NEW YORK – How can a company that tells people explicitly not to buy its products survive? That’s a question for Philip Morris International Inc., which recently unveiled a campaign to “unsmoke” the world.
The Marlboro maker reports first-quarter earnings on Thursday, giving investors the latest data on just how fast cigarette volumes are falling. With its public push to discourage smoking, Philip Morris isn’t fighting that trend. Instead, it’s ramping up focus on its IQOS heat-not-burn device, already sold in about 44 countries.
“It makes financial sense because the new business is more sustainable, a better product for consumers. I’ve never seen where there is a better product for consumers and the company ended up in a worse situation financially,” said Chief Operating Officer Jacek Olczak. “IQOS and combustible (cigarette) volumes, they are 100 percent correlated. We’re not afraid of cannibalization.”
Philip Morris, which hasn’t sold in the U.S. since a 2008 split from sister Altria Group Inc., has been leaning into anti-smoking at a time when the drop in cigarette volumes is accelerating. Globally, volumes are falling at about 3 percent to 4 percent annually, Bloomberg Intelligence analyst Kenneth Shea said.
The “Unsmoke” campaign sums its mission up thus: “If you don’t smoke, don’t start. If you smoke, quit. If you don’t quit, change.” Still, anti-smoking advocates say the company’s new marketing is a far cry from it giving up on cigarette sales altogether.
“Their actions tell a different story than their words,” said Caroline Renzulli from the Campaign for Tobacco-Free Kids. Her group photographed a billboard in Indonesia showing a new brand, and says ads there feature the word baru, which means new — a sign that Philip Morris is still putting some resources into traditional tobacco. Around 214,000 Indonesians die from tobacco-related disease annually, and Philip Morris controls about 34 percent of the cigarette market there, according to the group’s website.
Philip Morris Bold was registered in Indonesia in January, according to the World Intellectual Property Organization. When asked about the registration, Olczak said the company sometimes needs to change labeling on its cigarettes, such as to accommodate new health warnings, and that in general it has reduced new brand launches. The company doesn’t yet sell IQOS in Indonesia, though plans to test it in the future, he said.
“In all markets where we have IQOS we have put product introductions to zero,” Olczak said.
When asked if the company would ever separate IQOS from the cigarette business, Olczak said: “I don’t have to think about this today,” adding that “it’s a nice problem to have for the future.”
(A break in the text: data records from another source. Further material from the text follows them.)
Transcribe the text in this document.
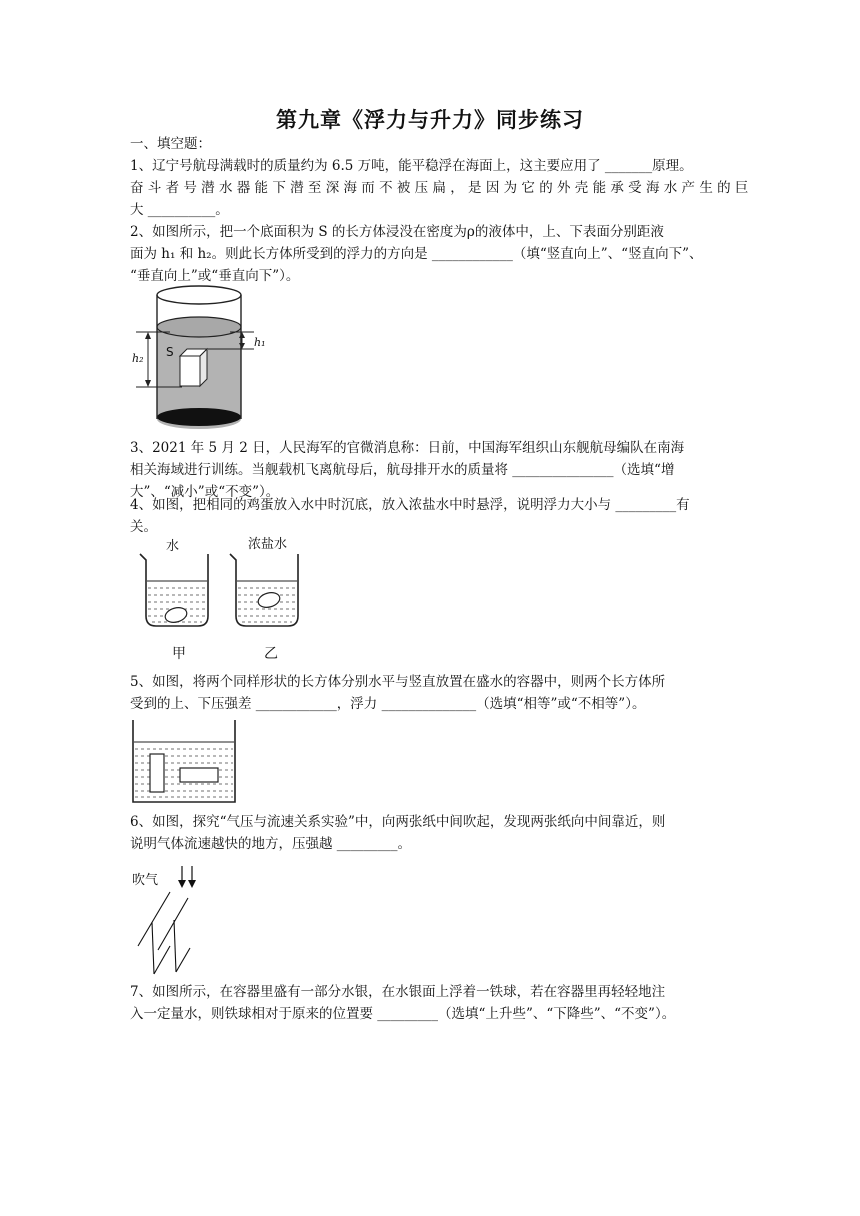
第九章《浮力与升力》同步练习
一、填空题：
1、辽宁号航母满载时的质量约为 6.5 万吨，能平稳浮在海面上，这主要应用了 _______原理。
奋 斗 者 号 潜 水 器 能 下 潜 至 深 海 而 不 被 压 扁 ， 是 因 为 它 的 外 壳 能 承 受 海 水 产 生 的 巨
大 __________。
2、如图所示，把一个底面积为 S 的长方体浸没在密度为ρ的液体中，上、下表面分别距液
面为 h₁ 和 h₂。则此长方体所受到的浮力的方向是 ____________（填“竖直向上”、“竖直向下”、
“垂直向上”或“垂直向下”）。
S
h₁
h₂
3、2021 年 5 月 2 日，人民海军的官微消息称：日前，中国海军组织山东舰航母编队在南海
相关海域进行训练。当舰载机飞离航母后，航母排开水的质量将 _______________（选填“增
大”、“减小”或“不变”）。
4、如图，把相同的鸡蛋放入水中时沉底，放入浓盐水中时悬浮，说明浮力大小与 _________有
关。
水	浓盐水
甲	乙
5、如图，将两个同样形状的长方体分别水平与竖直放置在盛水的容器中，则两个长方体所
受到的上、下压强差 ____________，浮力 ______________（选填“相等”或“不相等”）。
6、如图，探究“气压与流速关系实验”中，向两张纸中间吹起，发现两张纸向中间靠近，则
说明气体流速越快的地方，压强越 _________。
吹气
7、如图所示，在容器里盛有一部分水银，在水银面上浮着一铁球，若在容器里再轻轻地注
入一定量水，则铁球相对于原来的位置要 _________（选填“上升些”、“下降些”、“不变”）。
It might make sense. Declining businesses with liabilities are sometimes managed through spinoffs, and Philip Morris faces lawsuits in Israel, Canada and Nigeria that claim “billions” of dollars in damages related to tobacco use and exposure, according to its filings.
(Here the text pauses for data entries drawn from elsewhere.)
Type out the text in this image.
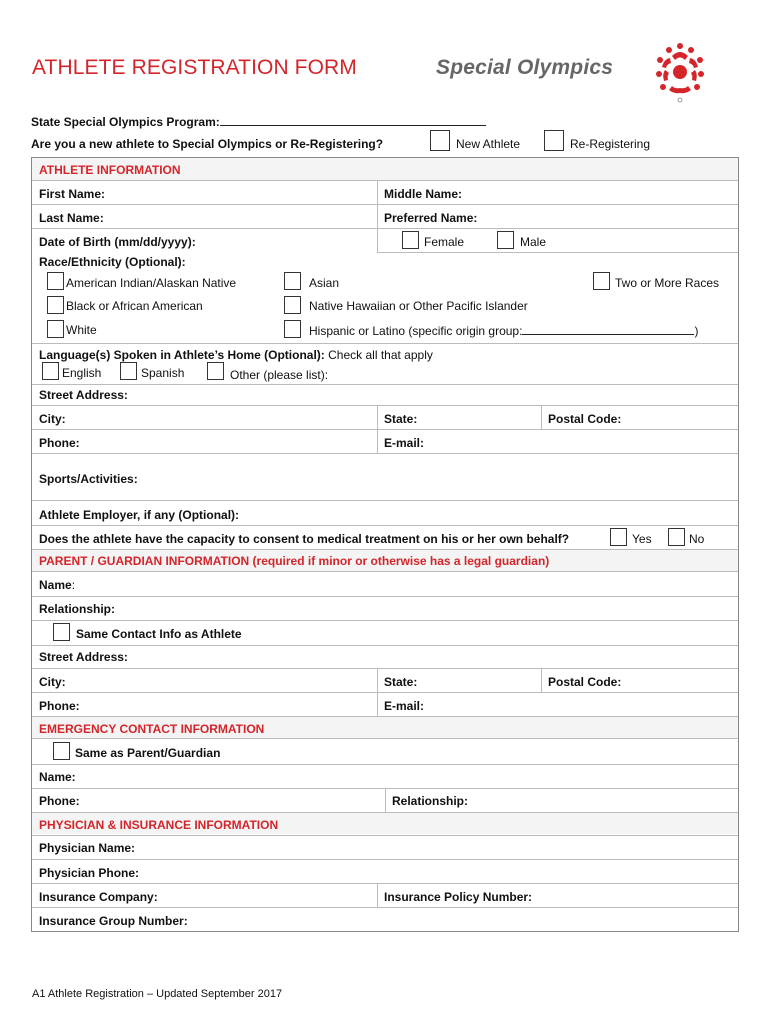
ATHLETE REGISTRATION FORM	Special Olympics
State Special Olympics Program:
Are you a new athlete to Special Olympics or Re-Registering?	New Athlete	Re-Registering
ATHLETE INFORMATION
First Name:	Middle Name:
Last Name:	Preferred Name:
Date of Birth (mm/dd/yyyy):	Female	Male
Race/Ethnicity (Optional):
American Indian/Alaskan Native	Asian	Two or More Races
Black or African American	Native Hawaiian or Other Pacific Islander
White	Hispanic or Latino (specific origin group:	)
Language(s) Spoken in Athlete’s Home (Optional): Check all that apply
English	Spanish	Other (please list):
Street Address:
City:	State:	Postal Code:
Phone:	E-mail:
Sports/Activities:
Athlete Employer, if any (Optional):
Does the athlete have the capacity to consent to medical treatment on his or her own behalf?	Yes	No
PARENT / GUARDIAN INFORMATION (required if minor or otherwise has a legal guardian)
Name:
Relationship:
Same Contact Info as Athlete
Street Address:
City:	State:	Postal Code:
Phone:	E-mail:
EMERGENCY CONTACT INFORMATION
Same as Parent/Guardian
Name:
Phone:	Relationship:
PHYSICIAN & INSURANCE INFORMATION
Physician Name:
Physician Phone:
Insurance Company:	Insurance Policy Number:
Insurance Group Number:
A1 Athlete Registration – Updated September 2017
Altria took steps last year to hedge against Big Tobacco’s troubles — taking stakes in Juul Labs Inc. and Canadian cannabis company Cronos Group Inc. For Philip Morris, it’s banking its future on IQOS. Though sales are going well in some countries, it’s still trying to court the World Health Organization to embrace its push to help adult smokers switch. It’s also seeking approval from the Food and Drug Administration to sell IQOS in the U.S. If it succeeds, Altria has an agreement to market it. A separate application from Philip Morris also seeks to market it in the U.S. as a reduced-risk product.
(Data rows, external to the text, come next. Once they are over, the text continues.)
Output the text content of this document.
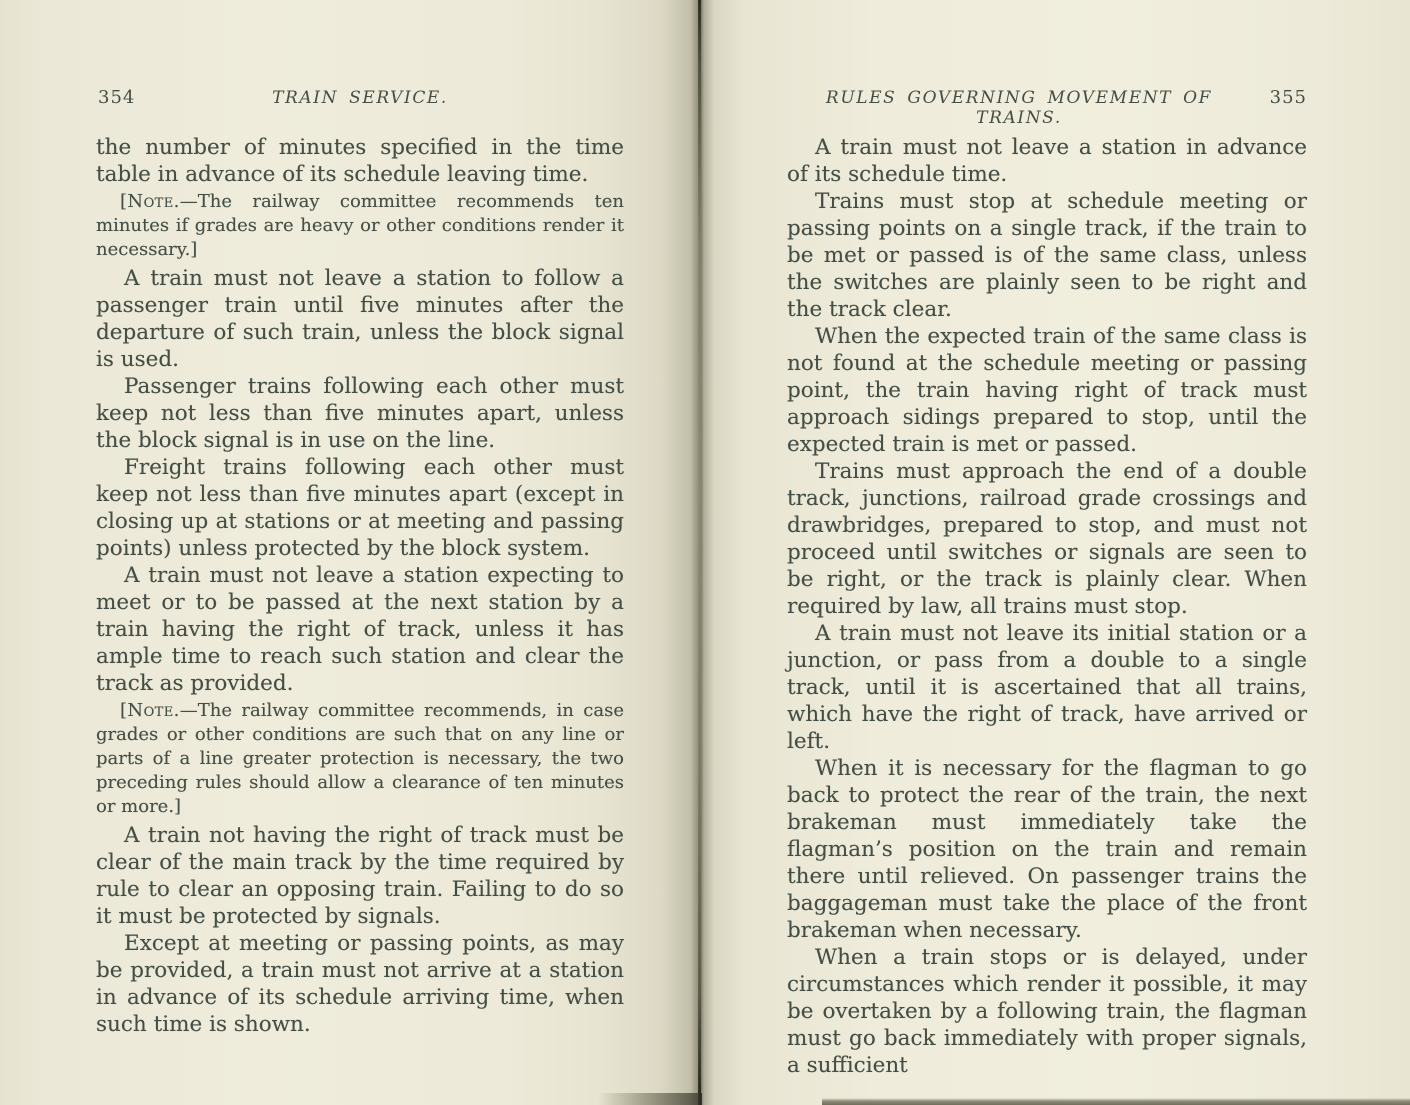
354	TRAIN SERVICE.

the number of minutes specified in the time table in advance of its schedule leaving time.

[Note.—The railway committee recommends ten minutes if grades are heavy or other conditions render it necessary.]

A train must not leave a station to follow a passenger train until five minutes after the departure of such train, unless the block signal is used.

Passenger trains following each other must keep not less than five minutes apart, unless the block signal is in use on the line.

Freight trains following each other must keep not less than five minutes apart (except in closing up at stations or at meeting and passing points) unless protected by the block system.

A train must not leave a station expecting to meet or to be passed at the next station by a train having the right of track, unless it has ample time to reach such station and clear the track as provided.

[Note.—The railway committee recommends, in case grades or other conditions are such that on any line or parts of a line greater protection is necessary, the two preceding rules should allow a clearance of ten minutes or more.]

A train not having the right of track must be clear of the main track by the time required by rule to clear an opposing train. Failing to do so it must be protected by signals.

Except at meeting or passing points, as may be provided, a train must not arrive at a station in advance of its schedule arriving time, when such time is shown.

RULES GOVERNING MOVEMENT OF TRAINS.
355

A train must not leave a station in advance of its schedule time.

Trains must stop at schedule meeting or passing points on a single track, if the train to be met or passed is of the same class, unless the switches are plainly seen to be right and the track clear.

When the expected train of the same class is not found at the schedule meeting or passing point, the train having right of track must approach sidings prepared to stop, until the expected train is met or passed.

Trains must approach the end of a double track, junctions, railroad grade crossings and drawbridges, prepared to stop, and must not proceed until switches or signals are seen to be right, or the track is plainly clear. When required by law, all trains must stop.

A train must not leave its initial station or a junction, or pass from a double to a single track, until it is ascertained that all trains, which have the right of track, have arrived or left.

When it is necessary for the flagman to go back to protect the rear of the train, the next brakeman must immediately take the flagman’s position on the train and remain there until relieved. On passenger trains the baggageman must take the place of the front brakeman when necessary.

When a train stops or is delayed, under circumstances which render it possible, it may be overtaken by a following train, the flagman must go back immediately with proper signals, a sufficient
Olczak himself says he couldn’t quit smoking until six or seven years ago. He had a child and his wife was very unhappy with his cigarette use, so he tried an IQOS prototype, which he says finally helped him kick the habit. The company is ready to put a “human touch” on the issue, telling anecdotes about how relieved some children were to see their parents quit cigarettes thanks to IQOS, he said.
The decline in cigarette volumes in many countries hasn’t spooked Philip Morris investors — shares have jumped about 30 percent this year.
And cigarette sales are growing in places such as Pakistan, the Philippines, Thailand and Turkey, the company’s most recent annual report shows. In Indonesia, they were flat. In some countries, Olczak said, a reduction in illegal trade has resulted in volume increases.
Roberto Pozzi, an analyst at Moody’s Investors Service, questions what Philip Morris will do if alternative products aren’t as profitable as expected. Unlike Altria, the company doesn’t have investments in wine and cannabis. “They say the margins are similar to traditional cigarettes for IQOS, but they don’t publish the data,” Pozzi said.
IQOS does have better margins, because of taxes, Olczak said. It’s taxed favorably compared with cigarettes in many countries, such as Japan. But margins could be hurt if regulators decide to do otherwise, the company has said in regulatory risk statements.
Philip Morris is also working on other devices, such as IQOS 2, which has a carbon heat source at the tip that generates heat without an electric system. It has been launched as a test in the Dominican Republic. Further commercialization plans are under way, but have yet to be announced. Another possible path, Olczak said, is using the product as a medical device, or for nicotine replacement therapy.